In the case of red wine, we only bruise the grapes: by gently pressing, we break the skin of the grape. This can be done by hand. The pressing of the white grape is done with a masher but the skins should not end up in the juice, so sieve it with a muslin cloth|cheesecloth. If you want to do it big, then there are juicers for sale that make the work easier. - Perfecting your must or juice
Check that it is not too sour or too sweet. You measure the sugar level of your wine with the hydrometer. The value should be around 1.092 SG, for both red and white wine. To possibly bring up the sugar concentration, preferably use a grape concentrate. The mixing ratio of this is shown on the label. Mix this until the correct SG value is reached. If you wish, you can also use sugar. To lower the sugar content, simply dilute your must or juice with water. - Fermentation
The addition of yeast converts the sugars in the must into alcohol. To activate wine yeast ultra-fast, add yeast activator. For proper fermentation, the balance between nutrient salts and acids is important. Therefore, add yeast nutrient salt before adding the yeast itself. Fermentation takes place in a fermentation bottle with a rubber stopper or cap and airlock. You can adjust the temperature of your must to create the perfect environment for yeast cells. Gently warming the juice (not boiling!) is a simple way to bring the juice to the right temperature without harming the quality of the wine. Fermentation can sometimes reach into the 26° to 32° C range, although the 21° C range is standard for reds (whites are often fermented at lower temperatures). Place the bottle in a place where this temperature is steadily present (NOT in the sun). Fermentation will usually start within a few hours, but can sometimes take longer, and is usually finished when no more escaping bubbles can be seen in the airlock. - Siphoning the wine
Siphoning means transferring the fermented wine to a new bottle without skins (in the case of red wine) or sediment (deposits). For this you use a siphon with a drip head. If you have a starter kit, it is often included. You siphon the fermented wine into a clean fermentation bottle. After the siphoning it is best to leave the wine in this bottle for another 7 - 10 days with a airlock, so that you can be sure that the wine has completely finished fermenting. - Clarifying the wine
Place the fermentation bottle in a cool and dark place. The wine will slowly become clearer. The wine may need to be siphoned again to become completely clear. If necessary, add a clarifying agent: Bentonite. - Bottling your wine
This may sound complicated, but it's really not. To bottle the wine you simply siphon the finished product into the bottles. It is a good idea to leave about 5 cm under the top of the bottle to close it with a cork.

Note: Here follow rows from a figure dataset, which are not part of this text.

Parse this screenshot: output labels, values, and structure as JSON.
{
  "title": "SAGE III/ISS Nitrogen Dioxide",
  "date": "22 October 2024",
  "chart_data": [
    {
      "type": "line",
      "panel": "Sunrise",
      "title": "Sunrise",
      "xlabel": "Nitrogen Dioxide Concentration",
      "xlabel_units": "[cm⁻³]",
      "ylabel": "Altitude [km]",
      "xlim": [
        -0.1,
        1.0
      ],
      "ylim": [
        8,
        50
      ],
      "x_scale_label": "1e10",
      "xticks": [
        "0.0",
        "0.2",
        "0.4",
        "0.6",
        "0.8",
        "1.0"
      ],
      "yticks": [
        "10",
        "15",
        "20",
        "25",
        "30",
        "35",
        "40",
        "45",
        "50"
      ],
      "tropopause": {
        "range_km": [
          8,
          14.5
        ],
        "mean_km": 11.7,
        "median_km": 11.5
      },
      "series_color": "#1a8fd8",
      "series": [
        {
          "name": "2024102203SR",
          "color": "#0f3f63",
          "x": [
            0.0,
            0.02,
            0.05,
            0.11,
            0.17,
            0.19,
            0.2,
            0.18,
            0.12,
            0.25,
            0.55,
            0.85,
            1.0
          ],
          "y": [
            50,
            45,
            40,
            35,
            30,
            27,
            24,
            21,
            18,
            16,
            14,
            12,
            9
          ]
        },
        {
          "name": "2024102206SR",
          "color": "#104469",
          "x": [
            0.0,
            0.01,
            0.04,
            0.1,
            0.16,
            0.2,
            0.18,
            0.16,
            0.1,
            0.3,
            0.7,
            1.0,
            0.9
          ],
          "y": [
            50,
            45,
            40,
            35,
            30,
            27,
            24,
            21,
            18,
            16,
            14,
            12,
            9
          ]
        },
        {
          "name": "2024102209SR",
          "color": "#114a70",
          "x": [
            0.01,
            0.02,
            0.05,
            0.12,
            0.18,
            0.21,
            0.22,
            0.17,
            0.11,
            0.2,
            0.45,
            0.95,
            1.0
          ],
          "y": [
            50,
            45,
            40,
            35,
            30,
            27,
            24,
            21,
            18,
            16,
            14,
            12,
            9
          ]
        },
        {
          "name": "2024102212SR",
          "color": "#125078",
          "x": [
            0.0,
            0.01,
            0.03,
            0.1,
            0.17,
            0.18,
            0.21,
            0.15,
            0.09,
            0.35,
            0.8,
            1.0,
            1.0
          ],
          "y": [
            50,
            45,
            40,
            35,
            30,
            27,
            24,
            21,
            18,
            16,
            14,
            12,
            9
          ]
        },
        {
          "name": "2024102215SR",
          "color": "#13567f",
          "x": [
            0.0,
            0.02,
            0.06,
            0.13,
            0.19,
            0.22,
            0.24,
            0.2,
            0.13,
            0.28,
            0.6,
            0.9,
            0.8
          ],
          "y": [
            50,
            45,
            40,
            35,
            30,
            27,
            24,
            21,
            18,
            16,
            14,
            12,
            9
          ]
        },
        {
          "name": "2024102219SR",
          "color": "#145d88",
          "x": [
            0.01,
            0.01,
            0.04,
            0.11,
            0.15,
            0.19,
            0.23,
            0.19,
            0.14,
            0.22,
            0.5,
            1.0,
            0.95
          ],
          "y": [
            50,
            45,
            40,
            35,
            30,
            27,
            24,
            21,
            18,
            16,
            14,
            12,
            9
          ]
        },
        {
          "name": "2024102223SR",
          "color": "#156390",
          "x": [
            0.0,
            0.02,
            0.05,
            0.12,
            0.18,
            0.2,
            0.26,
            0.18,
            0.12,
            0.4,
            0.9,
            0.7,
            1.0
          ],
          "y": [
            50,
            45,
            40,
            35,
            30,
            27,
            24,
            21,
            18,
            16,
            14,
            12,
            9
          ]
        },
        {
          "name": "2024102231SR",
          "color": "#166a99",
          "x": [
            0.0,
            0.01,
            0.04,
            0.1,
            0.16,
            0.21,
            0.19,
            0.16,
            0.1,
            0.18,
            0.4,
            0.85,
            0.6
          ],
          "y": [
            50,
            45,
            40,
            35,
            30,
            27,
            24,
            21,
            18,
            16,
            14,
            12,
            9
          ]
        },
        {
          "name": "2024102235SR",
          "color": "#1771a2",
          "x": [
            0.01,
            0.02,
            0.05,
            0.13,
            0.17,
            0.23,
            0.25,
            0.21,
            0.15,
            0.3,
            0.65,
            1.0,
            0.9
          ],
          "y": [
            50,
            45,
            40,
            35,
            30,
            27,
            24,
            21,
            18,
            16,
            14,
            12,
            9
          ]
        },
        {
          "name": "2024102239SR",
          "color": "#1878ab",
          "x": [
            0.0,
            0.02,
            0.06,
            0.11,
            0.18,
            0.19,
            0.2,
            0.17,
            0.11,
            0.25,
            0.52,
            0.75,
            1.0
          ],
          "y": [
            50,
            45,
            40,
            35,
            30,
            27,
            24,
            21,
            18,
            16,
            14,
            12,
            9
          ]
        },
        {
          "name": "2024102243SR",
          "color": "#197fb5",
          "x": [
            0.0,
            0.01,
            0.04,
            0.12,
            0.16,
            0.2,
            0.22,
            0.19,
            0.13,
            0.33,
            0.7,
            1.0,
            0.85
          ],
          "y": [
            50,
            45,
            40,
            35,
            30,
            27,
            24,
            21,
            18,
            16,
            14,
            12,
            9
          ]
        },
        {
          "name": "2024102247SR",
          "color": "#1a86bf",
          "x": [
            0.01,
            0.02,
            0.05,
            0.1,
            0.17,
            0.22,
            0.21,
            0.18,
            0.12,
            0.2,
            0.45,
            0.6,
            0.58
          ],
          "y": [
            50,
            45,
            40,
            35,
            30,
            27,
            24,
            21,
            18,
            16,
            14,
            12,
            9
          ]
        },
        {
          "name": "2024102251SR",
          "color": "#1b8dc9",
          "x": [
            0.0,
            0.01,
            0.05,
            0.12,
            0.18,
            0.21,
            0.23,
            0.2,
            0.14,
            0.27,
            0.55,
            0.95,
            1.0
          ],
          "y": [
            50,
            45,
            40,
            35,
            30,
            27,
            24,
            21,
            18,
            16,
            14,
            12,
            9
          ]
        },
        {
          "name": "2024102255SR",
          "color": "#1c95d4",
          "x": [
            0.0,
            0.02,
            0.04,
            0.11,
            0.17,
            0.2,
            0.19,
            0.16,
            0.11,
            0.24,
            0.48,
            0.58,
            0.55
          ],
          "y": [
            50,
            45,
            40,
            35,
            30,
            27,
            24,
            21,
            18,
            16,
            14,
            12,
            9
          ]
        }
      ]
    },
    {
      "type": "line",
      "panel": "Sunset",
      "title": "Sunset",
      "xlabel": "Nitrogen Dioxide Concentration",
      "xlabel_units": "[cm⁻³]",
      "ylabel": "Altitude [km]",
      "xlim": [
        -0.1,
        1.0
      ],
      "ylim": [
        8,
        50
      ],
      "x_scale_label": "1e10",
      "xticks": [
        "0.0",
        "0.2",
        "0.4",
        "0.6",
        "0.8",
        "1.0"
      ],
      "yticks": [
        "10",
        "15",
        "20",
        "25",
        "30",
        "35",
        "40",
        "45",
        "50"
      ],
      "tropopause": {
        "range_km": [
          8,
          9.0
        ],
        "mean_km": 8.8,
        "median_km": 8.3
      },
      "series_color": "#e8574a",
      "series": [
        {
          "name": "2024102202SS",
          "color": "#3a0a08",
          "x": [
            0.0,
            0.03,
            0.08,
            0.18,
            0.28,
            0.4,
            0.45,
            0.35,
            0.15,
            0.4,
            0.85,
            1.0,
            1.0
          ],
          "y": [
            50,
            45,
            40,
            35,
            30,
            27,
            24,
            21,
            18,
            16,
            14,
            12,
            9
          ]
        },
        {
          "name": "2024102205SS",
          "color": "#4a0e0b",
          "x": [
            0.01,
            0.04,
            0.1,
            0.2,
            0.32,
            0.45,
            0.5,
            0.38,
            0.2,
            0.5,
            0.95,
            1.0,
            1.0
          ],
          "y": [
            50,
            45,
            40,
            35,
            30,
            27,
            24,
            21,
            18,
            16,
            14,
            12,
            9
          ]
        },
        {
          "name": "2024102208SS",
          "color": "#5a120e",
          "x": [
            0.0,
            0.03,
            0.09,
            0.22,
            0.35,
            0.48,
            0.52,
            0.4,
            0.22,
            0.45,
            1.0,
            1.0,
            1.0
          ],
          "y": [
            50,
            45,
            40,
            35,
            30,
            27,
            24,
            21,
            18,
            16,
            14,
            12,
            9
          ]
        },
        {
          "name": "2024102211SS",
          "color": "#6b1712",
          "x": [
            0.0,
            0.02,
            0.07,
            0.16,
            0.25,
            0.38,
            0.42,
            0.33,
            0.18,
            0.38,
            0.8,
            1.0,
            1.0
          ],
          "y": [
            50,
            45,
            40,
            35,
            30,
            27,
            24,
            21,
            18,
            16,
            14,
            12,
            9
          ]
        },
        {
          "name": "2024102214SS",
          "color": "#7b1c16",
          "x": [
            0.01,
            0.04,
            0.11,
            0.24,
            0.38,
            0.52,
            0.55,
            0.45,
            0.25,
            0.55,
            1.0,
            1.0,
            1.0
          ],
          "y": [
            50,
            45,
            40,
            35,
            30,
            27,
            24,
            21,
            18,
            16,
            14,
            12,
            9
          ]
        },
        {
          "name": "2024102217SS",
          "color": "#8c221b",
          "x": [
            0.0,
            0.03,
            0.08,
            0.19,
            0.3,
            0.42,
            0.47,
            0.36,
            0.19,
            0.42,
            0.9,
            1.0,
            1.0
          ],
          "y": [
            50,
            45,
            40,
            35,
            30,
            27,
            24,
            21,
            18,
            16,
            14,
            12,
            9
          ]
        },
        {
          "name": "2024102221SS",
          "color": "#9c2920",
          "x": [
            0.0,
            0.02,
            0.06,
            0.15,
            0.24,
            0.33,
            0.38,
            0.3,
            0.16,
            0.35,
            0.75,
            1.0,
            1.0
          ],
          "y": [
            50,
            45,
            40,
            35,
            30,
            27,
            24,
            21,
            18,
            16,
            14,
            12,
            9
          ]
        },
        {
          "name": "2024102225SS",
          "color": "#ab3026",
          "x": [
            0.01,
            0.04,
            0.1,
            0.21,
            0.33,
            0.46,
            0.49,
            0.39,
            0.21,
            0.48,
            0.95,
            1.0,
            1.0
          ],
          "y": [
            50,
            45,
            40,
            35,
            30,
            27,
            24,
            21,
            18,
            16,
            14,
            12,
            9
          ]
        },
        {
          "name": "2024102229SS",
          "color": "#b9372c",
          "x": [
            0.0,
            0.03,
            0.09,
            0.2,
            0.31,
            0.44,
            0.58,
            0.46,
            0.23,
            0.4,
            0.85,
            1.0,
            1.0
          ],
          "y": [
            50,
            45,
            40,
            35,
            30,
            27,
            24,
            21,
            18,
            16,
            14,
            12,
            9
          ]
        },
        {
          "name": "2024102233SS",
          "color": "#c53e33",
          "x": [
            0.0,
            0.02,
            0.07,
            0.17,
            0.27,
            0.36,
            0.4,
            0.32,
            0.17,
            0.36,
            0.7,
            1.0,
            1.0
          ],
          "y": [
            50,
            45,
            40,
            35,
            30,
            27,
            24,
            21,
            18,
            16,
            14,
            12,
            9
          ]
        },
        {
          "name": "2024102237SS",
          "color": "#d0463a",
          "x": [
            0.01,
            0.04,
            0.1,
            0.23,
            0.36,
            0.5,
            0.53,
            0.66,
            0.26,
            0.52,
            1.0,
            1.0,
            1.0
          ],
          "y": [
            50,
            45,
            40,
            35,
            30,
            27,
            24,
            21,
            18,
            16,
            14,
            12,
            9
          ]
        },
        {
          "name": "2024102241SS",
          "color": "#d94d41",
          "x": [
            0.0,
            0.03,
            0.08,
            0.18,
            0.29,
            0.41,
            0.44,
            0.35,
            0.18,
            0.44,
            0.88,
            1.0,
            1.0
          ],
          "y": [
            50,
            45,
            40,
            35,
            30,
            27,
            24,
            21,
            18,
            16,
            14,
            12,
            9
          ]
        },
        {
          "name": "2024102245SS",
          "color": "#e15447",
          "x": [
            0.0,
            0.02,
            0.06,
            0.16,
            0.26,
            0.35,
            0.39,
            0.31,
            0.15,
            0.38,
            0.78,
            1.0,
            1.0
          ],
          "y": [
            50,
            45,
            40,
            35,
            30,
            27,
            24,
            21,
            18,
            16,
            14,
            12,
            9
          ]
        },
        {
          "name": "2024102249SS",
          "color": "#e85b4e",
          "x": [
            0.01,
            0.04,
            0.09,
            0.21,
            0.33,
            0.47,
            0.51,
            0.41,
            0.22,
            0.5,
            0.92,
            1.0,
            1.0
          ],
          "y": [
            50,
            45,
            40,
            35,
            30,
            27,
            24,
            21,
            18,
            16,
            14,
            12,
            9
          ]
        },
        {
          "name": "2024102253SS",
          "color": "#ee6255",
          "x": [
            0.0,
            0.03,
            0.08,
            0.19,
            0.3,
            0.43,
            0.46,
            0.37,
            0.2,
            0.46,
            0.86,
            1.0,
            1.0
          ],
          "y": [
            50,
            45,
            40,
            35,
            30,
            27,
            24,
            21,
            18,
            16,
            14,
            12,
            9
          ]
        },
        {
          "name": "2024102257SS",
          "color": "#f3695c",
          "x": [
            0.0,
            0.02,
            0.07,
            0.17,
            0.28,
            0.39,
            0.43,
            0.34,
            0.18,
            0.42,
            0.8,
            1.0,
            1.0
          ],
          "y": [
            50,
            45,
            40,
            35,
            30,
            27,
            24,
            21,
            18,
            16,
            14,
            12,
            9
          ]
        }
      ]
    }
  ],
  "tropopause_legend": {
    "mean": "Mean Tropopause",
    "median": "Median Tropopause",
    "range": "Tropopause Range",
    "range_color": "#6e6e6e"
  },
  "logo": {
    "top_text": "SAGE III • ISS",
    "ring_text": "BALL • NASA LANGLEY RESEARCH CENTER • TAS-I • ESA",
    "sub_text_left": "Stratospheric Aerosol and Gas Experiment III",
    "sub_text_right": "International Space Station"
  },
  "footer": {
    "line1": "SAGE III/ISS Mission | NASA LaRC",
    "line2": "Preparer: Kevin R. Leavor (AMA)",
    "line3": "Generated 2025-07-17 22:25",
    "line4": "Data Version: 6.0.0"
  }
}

Then sterilize your cork with hot water and a teaspoon of sulfite. Next, place the sterilized cork in the cork device. Place the bottle under the device and pull the lever. It is wise to always stock up on some corks and practice on an empty bottle. Wine bottles you can get in our webshop, or simply clean used bottles and recycle them. Also, use a number of smaller bottles so that you can try out the wine during Step 10 Lagering to see if it is up to taste. - Lagering
Once the wine is bottled it should be stored for between 1 and 3 months. You can try during this period whether the wine has enough flavor or needs to age longer by opening the smaller bottles and tasting the wine.
Now you know enough to start making your own wine! Cheers!